Essentially, degenerate distributions represent variables that consistently have a single value; in this dataset, mycelium and sclerotia appear to exhibit this characteristic. Similarly, leaf.mild and leaf.malf show a strong tendency towards a single value, particularly when missing data is accounted for, indicating nearly one-sided distributions.

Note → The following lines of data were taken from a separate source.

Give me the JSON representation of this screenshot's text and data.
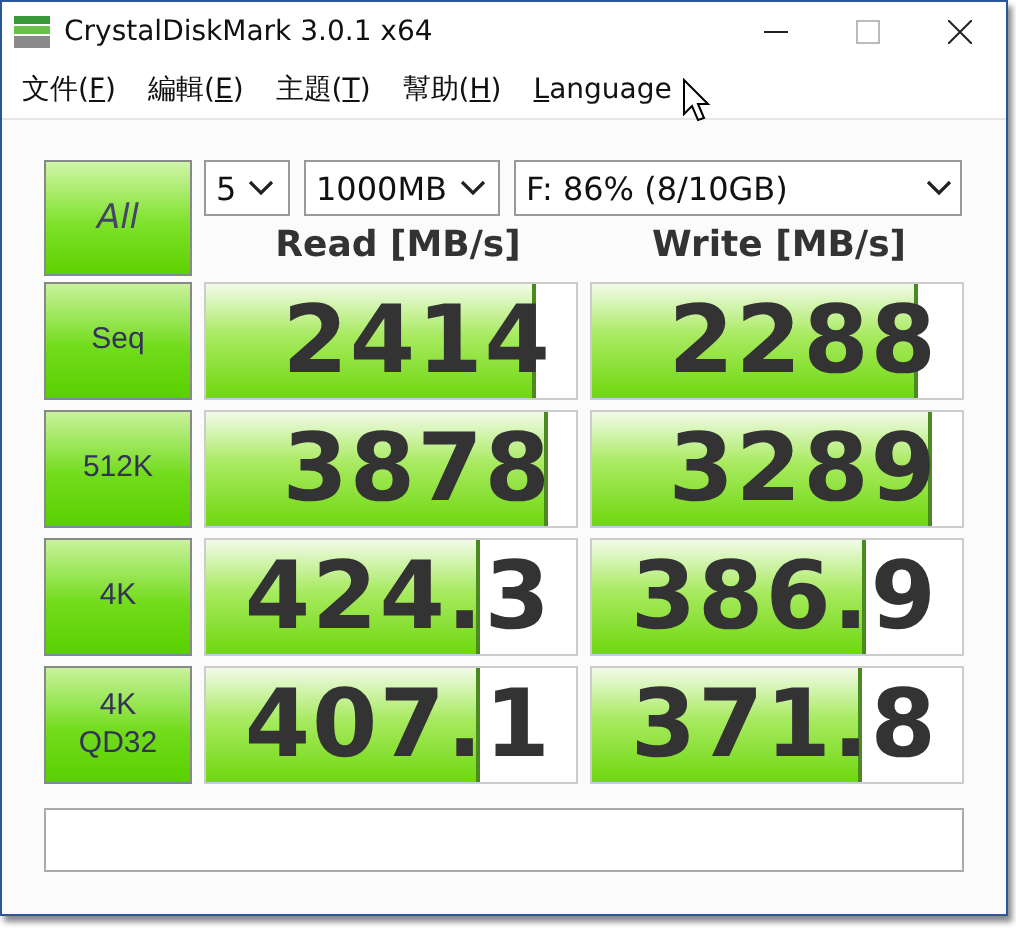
{
  "window": {
    "title": "CrystalDiskMark 3.0.1 x64"
  },
  "menu": [
    {
      "before": "文件(",
      "access_key": "F",
      "after": ")"
    },
    {
      "before": "編輯(",
      "access_key": "E",
      "after": ")"
    },
    {
      "before": "主題(",
      "access_key": "T",
      "after": ")"
    },
    {
      "before": "幫助(",
      "access_key": "H",
      "after": ")"
    },
    {
      "access_key": "L",
      "after": "anguage"
    }
  ],
  "all_button": {
    "label": "All"
  },
  "settings": {
    "count": "5",
    "size": "1000MB",
    "drive": "F: 86% (8/10GB)"
  },
  "columns": [
    "Read [MB/s]",
    "Write [MB/s]"
  ],
  "rows": [
    {
      "label": "Seq",
      "read": {
        "value": "2414",
        "level": 0.88
      },
      "write": {
        "value": "2288",
        "level": 0.87
      }
    },
    {
      "label": "512K",
      "read": {
        "value": "3878",
        "level": 0.915
      },
      "write": {
        "value": "3289",
        "level": 0.91
      }
    },
    {
      "label": "4K",
      "read": {
        "value": "424.3",
        "level": 0.73
      },
      "write": {
        "value": "386.9",
        "level": 0.73
      }
    },
    {
      "label": "4K\nQD32",
      "read": {
        "value": "407.1",
        "level": 0.73
      },
      "write": {
        "value": "371.8",
        "level": 0.72
      }
    }
  ]
}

  1. Roughly 18 % of the data are missing. Are there particular predictors that are more likely to be missing? Is the pattern of missing data related to the classes?
# Missing values across variables
Soybean %>%
  summarise_all(~sum(is.na(.))) %>%
  pivot_longer(everything(), names_to = "variables", values_to = "missing_count") %>%
  mutate(missing = ifelse(missing_count > 0, "Missing", "Not Missing")) %>%
  ggplot(aes(x = reorder(variables, -missing_count), y = missing_count, fill = missing)) +
  geom_col() +
  coord_flip() +
  scale_fill_manual(values = c("red", "grey")) +
  labs(
    title = "Missing Data Proportions by Variable",
    x = "Variables",
    y = "Count of Missing Values",
    fill = "Missing Status"
  ) +
  theme_minimal() +
  theme(
    plot.title = element_text(size = 14, face = "bold"),
    axis.text.y = element_text(size = 10),
    axis.text.x = element_text(size = 10)
  )

The missing data appears to be non-random, concentrated within specific case groups. After removing these five distinct case groups, the dataset is complete, suggesting the missingness is tied to these particular classifications

  1. Develop a strategy for handling missing data, either by eliminating predictors or imputation
#  Missing proportions by class
Soybean %>%
  group_by(Class) %>%
  mutate(class_Total = n()) %>%
  ungroup() %>%
  filter(!complete.cases(.)) %>%
  group_by(Class) %>%
  summarise(
    Missing = n(),
    class_Total = first(class_Total),
    Proportion = Missing / class_Total
  ) %>%
  ggplot(aes(x = reorder(Class, -Proportion), y = Proportion, fill = Class)) +
  geom_col(color = "black") +
  scale_fill_viridis_d(option = "B") +
  labs(
    title = "Proportion of Missing Data by Class",
    x = "Class",
    y = "Proportion of Missing Data"
  ) +
  theme_minimal() +
  theme(
    plot.title = element_text(size = 14, face = "bold"),
    axis.text.x = element_text(angle = 45, hjust = 1, size = 10),
    legend.position = "none"
  )

Two potential strategies exist for addressing the missing data: First, the five case groups containing the missing values could be entirely removed to achieve a complete dataset. Alternatively, the dataset could be divided, isolating these five groups. Within these isolated groups, K-Nearest Neighbors (KNN) imputation could be utilized to fill the missing values. If certain variables within these groups are consistently devoid of data, they could be eliminated from the subsetted data to maintain data integrity.

Note that the echo = FALSE parameter was added to the code chunk to prevent printing of the R code that generated the plot.